SEO – Design Your Site to Benefit Your Search Results and Rankings

There are many factors that go into creating and optimizing your site for success with search engines. This article will briefly overview some of the major flaws that you want to avoid when designing a site. When designing a new site, keep in mind that some of the most artistically creative, and some of the best looking websites are terrible when it comes to search engines and page rank. Why is that? Primarily because they use any and/or all of the elements below – sometimes exessively.

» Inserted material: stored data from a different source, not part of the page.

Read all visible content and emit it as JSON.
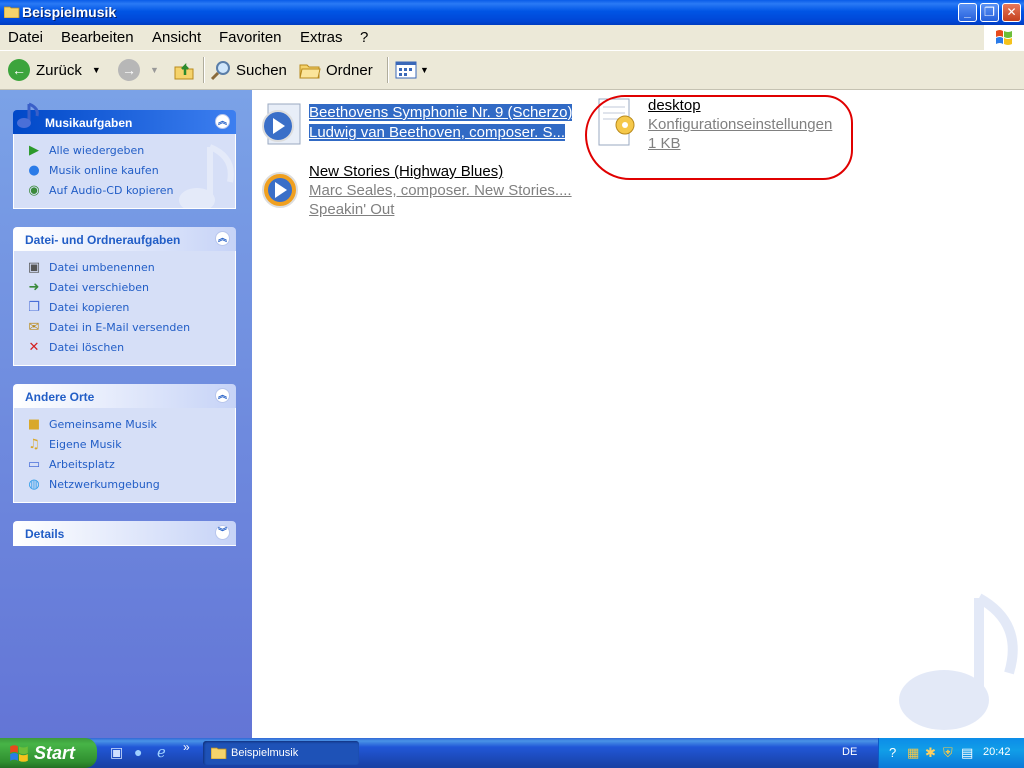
{
  "window": {
    "title": "Beispielmusik"
  },
  "menu": [
    "Datei",
    "Bearbeiten",
    "Ansicht",
    "Favoriten",
    "Extras",
    "?"
  ],
  "toolbar": {
    "back": "Zurück",
    "search": "Suchen",
    "folders": "Ordner"
  },
  "panels": [
    {
      "title": "Musikaufgaben",
      "tasks": [
        "Alle wiedergeben",
        "Musik online kaufen",
        "Auf Audio-CD kopieren"
      ]
    },
    {
      "title": "Datei- und Ordneraufgaben",
      "tasks": [
        "Datei umbenennen",
        "Datei verschieben",
        "Datei kopieren",
        "Datei in E-Mail versenden",
        "Datei löschen"
      ]
    },
    {
      "title": "Andere Orte",
      "tasks": [
        "Gemeinsame Musik",
        "Eigene Musik",
        "Arbeitsplatz",
        "Netzwerkumgebung"
      ]
    },
    {
      "title": "Details",
      "tasks": []
    }
  ],
  "files": [
    {
      "name": "Beethovens Symphonie Nr. 9 (Scherzo)",
      "line1": "Ludwig van Beethoven, composer. S...",
      "line2": ""
    },
    {
      "name": "New Stories (Highway Blues)",
      "line1": "Marc Seales, composer. New Stories....",
      "line2": "Speakin' Out"
    },
    {
      "name": "desktop",
      "line1": "Konfigurationseinstellungen",
      "line2": "1 KB"
    }
  ],
  "taskbar": {
    "start": "Start",
    "window": "Beispielmusik",
    "lang": "DE",
    "clock": "20:42"
  },
  "colors": {
    "titlebar": "#0055e5",
    "taskpane": "#6375d6",
    "link": "#215dc6",
    "annotation": "#e00000"
  }
}
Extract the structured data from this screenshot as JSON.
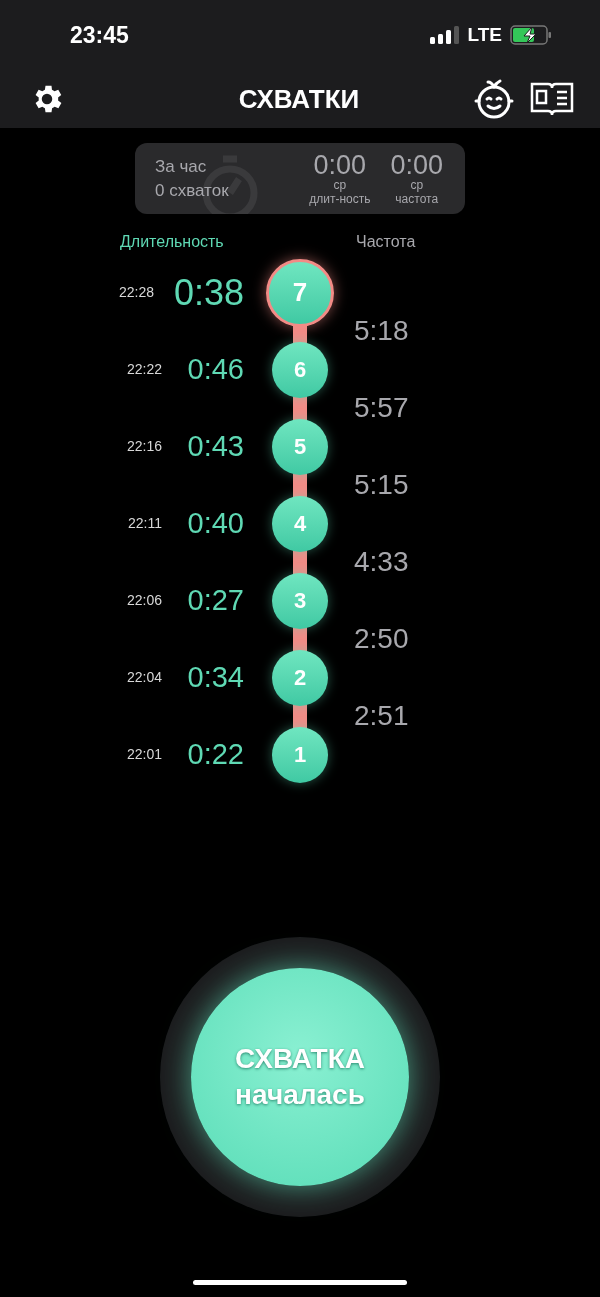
{
  "status_bar": {
    "time": "23:45",
    "network": "LTE"
  },
  "nav": {
    "title": "СХВАТКИ"
  },
  "summary": {
    "period": "За час",
    "count": "0 схваток",
    "stats": [
      {
        "value": "0:00",
        "abbr": "ср",
        "label": "длит-ность"
      },
      {
        "value": "0:00",
        "abbr": "ср",
        "label": "частота"
      }
    ]
  },
  "headers": {
    "duration": "Длительность",
    "frequency": "Частота"
  },
  "contractions": [
    {
      "number": "7",
      "time": "22:28",
      "duration": "0:38",
      "selected": true
    },
    {
      "number": "6",
      "time": "22:22",
      "duration": "0:46",
      "selected": false
    },
    {
      "number": "5",
      "time": "22:16",
      "duration": "0:43",
      "selected": false
    },
    {
      "number": "4",
      "time": "22:11",
      "duration": "0:40",
      "selected": false
    },
    {
      "number": "3",
      "time": "22:06",
      "duration": "0:27",
      "selected": false
    },
    {
      "number": "2",
      "time": "22:04",
      "duration": "0:34",
      "selected": false
    },
    {
      "number": "1",
      "time": "22:01",
      "duration": "0:22",
      "selected": false
    }
  ],
  "intervals": [
    "5:18",
    "5:57",
    "5:15",
    "4:33",
    "2:50",
    "2:51"
  ],
  "start_button": {
    "line1": "СХВАТКА",
    "line2": "началась"
  }
}
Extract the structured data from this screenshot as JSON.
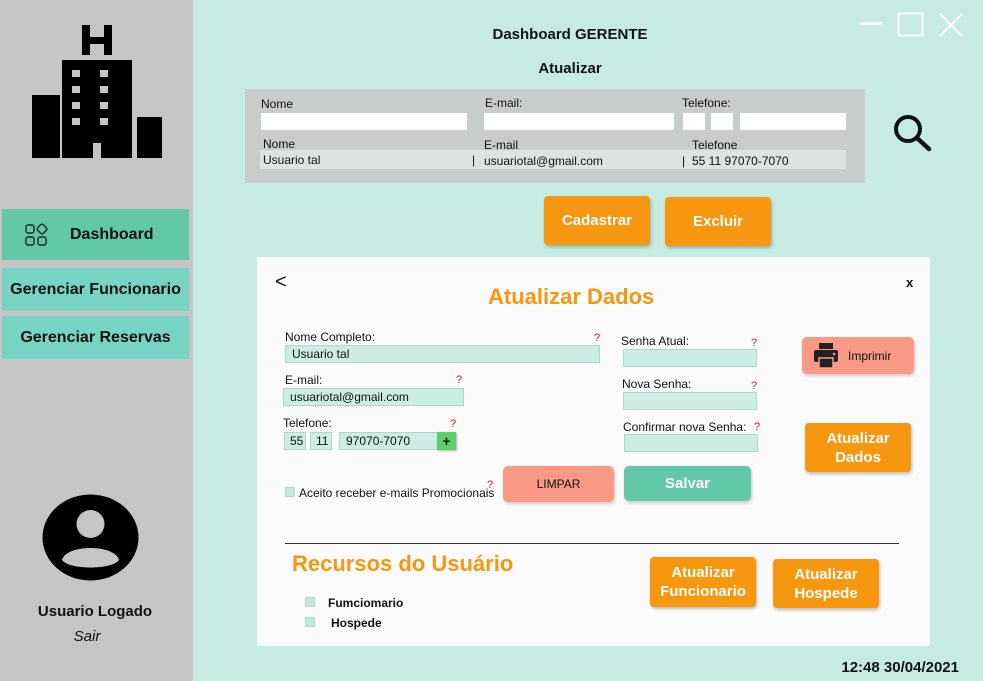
{
  "sidebar": {
    "logo_icon": "hotel-building-icon",
    "items": [
      {
        "label": "Dashboard",
        "icon": "grid-apps-icon"
      },
      {
        "label": "Gerenciar Funcionario"
      },
      {
        "label": "Gerenciar Reservas"
      }
    ],
    "user": {
      "name": "Usuario Logado",
      "action": "Sair",
      "icon": "user-avatar-icon"
    }
  },
  "header": {
    "title": "Dashboard GERENTE",
    "subtitle": "Atualizar"
  },
  "search": {
    "labels": {
      "name": "Nome",
      "email": "E-mail:",
      "phone": "Telefone:"
    },
    "result_headers": {
      "name": "Nome",
      "email": "E-mail",
      "phone": "Telefone"
    },
    "result": {
      "name": "Usuario tal",
      "email": "usuariotal@gmail.com",
      "phone": "55 11 97070-7070"
    }
  },
  "actions": {
    "register": "Cadastrar",
    "delete": "Excluir"
  },
  "modal": {
    "title": "Atualizar Dados",
    "close": "x",
    "back": "<",
    "fields": {
      "full_name": {
        "label": "Nome Completo:",
        "value": "Usuario tal"
      },
      "email": {
        "label": "E-mail:",
        "value": "usuariotal@gmail.com"
      },
      "phone": {
        "label": "Telefone:",
        "ddi": "55",
        "ddd": "11",
        "number": "97070-7070",
        "add": "+"
      },
      "current_password": {
        "label": "Senha Atual:"
      },
      "new_password": {
        "label": "Nova Senha:"
      },
      "confirm_password": {
        "label": "Confirmar nova Senha:"
      }
    },
    "help": "?",
    "promo_checkbox": "Aceito receber e-mails Promocionais",
    "buttons": {
      "clear": "LIMPAR",
      "save": "Salvar",
      "print": "Imprimir",
      "update": "Atualizar Dados",
      "update_employee": "Atualizar Funcionario",
      "update_guest": "Atualizar Hospede"
    },
    "resources": {
      "title": "Recursos do  Usuário",
      "items": [
        "Fumciomario",
        "Hospede"
      ]
    }
  },
  "status": {
    "time": "12:48",
    "date": "30/04/2021"
  },
  "colors": {
    "accent": "#f7960f",
    "teal": "#63c8a8",
    "sidebar": "#c5c5c5",
    "background": "#c6ebe3"
  }
}
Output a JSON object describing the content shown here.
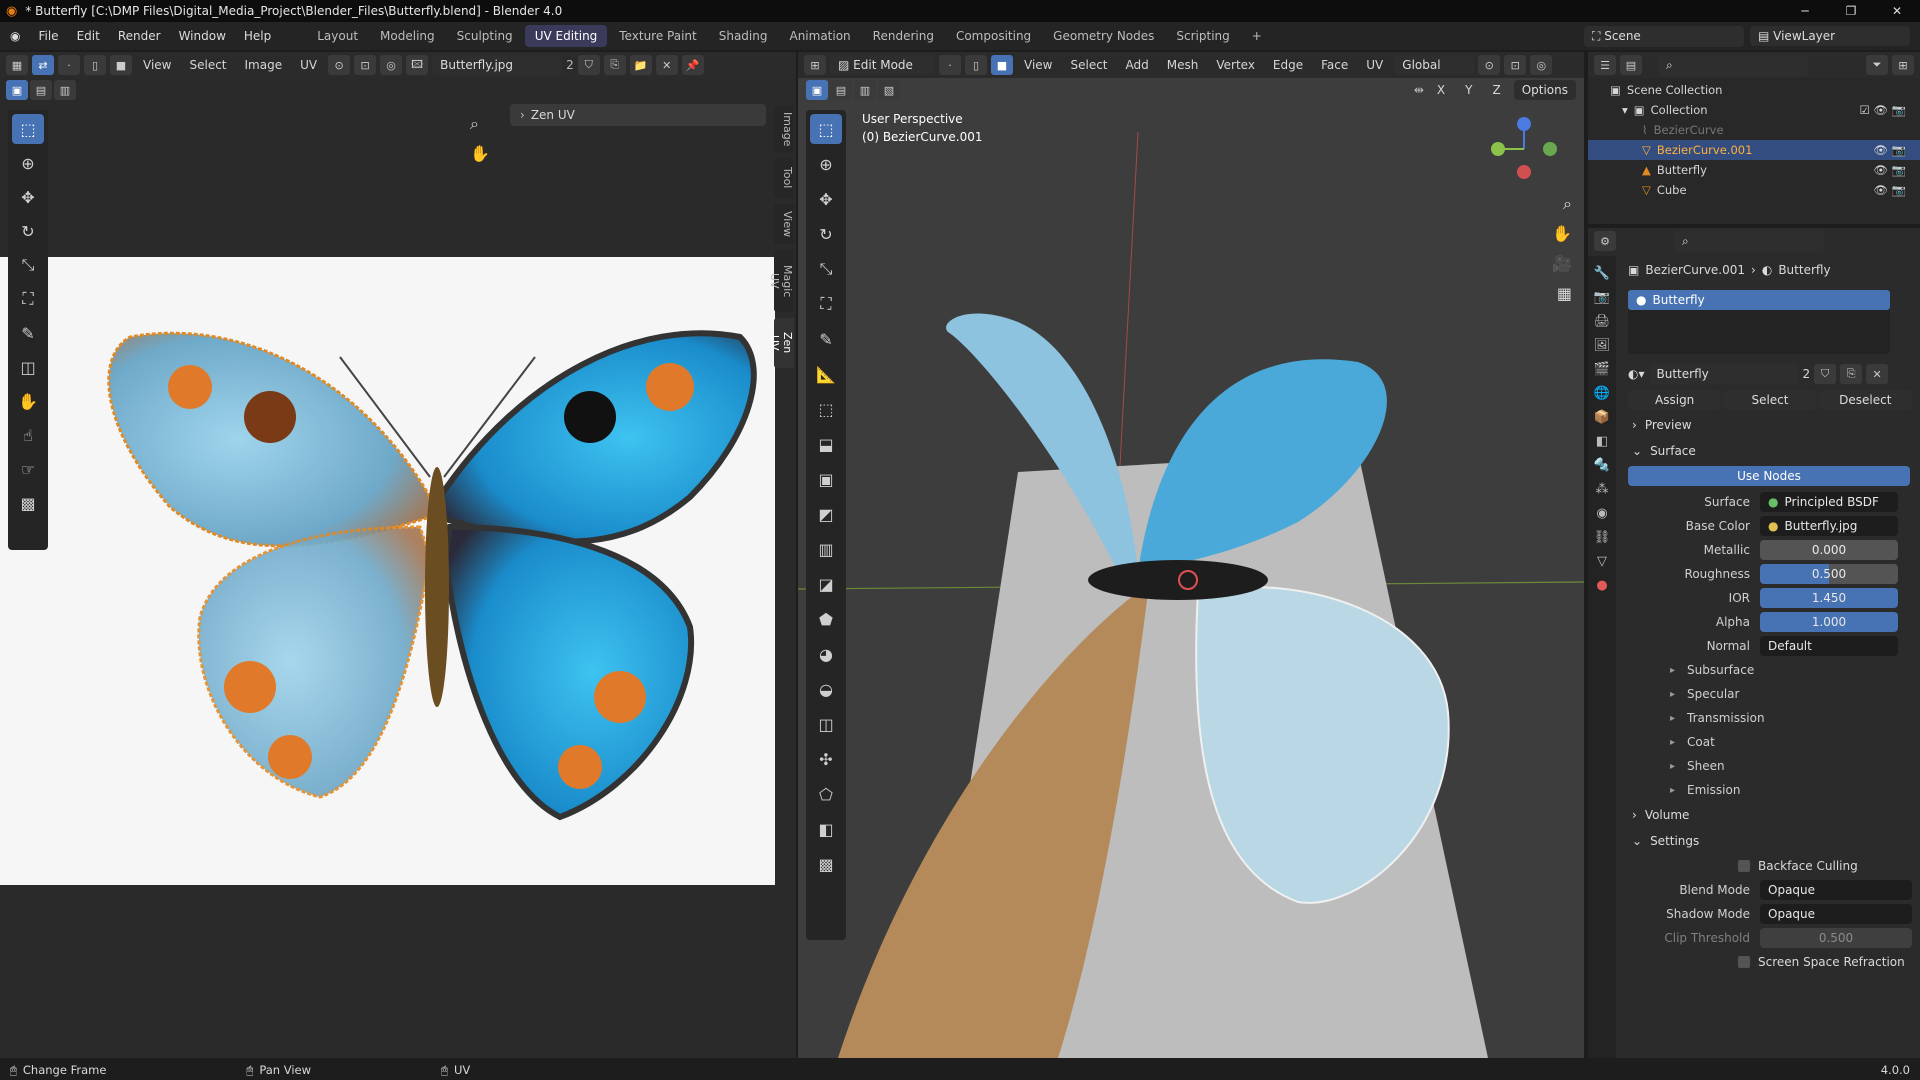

The following is a list of common mistakes and items that you should avoid when creating a new site along with a brief description of the problems that come with.

Flash-based Sites

The problem with flash-based sites is never the design (most flash sites have a great design and user interface). The problem with flash sites is the flash sites are compiled, so no content is ever actually loaded onto the page – the browser just loads a plugin that enables it to display a flash movie file, so search engines can never really crawl, access and archive the content of a flash file – whether it is full of images or full of text, flash files are largely inaccessible to search engines and indexing. This is not to say that your site will not get indexed if it is a flash-based site, it will however (in most cases) just be a single page that gets indexed.

This is because flash only needs a single HTML file to be loaded, once that file is loaded, the HTML page never needs to change; all of the navigation is done within the flash file. If you insist on having a flash website, my best recommendation to you is to also created a clone HTML site, that way when a search engine visits your site, it will find some content to crawl and index rather than a single page of with just a title and flash movie.

Can websites use flash and still be successfully crawled and indexed? Sure they can, I’ve developed many sites that use a balance of traditional HTML and flash elements. I don’t know if there is a specific name for them, but I typically call them “hybrid sites”. I use HTML for all images, text content and navigation, and try to limit flash to minimal usage in animations, backgrounds and occasionally in secondary navigation areas.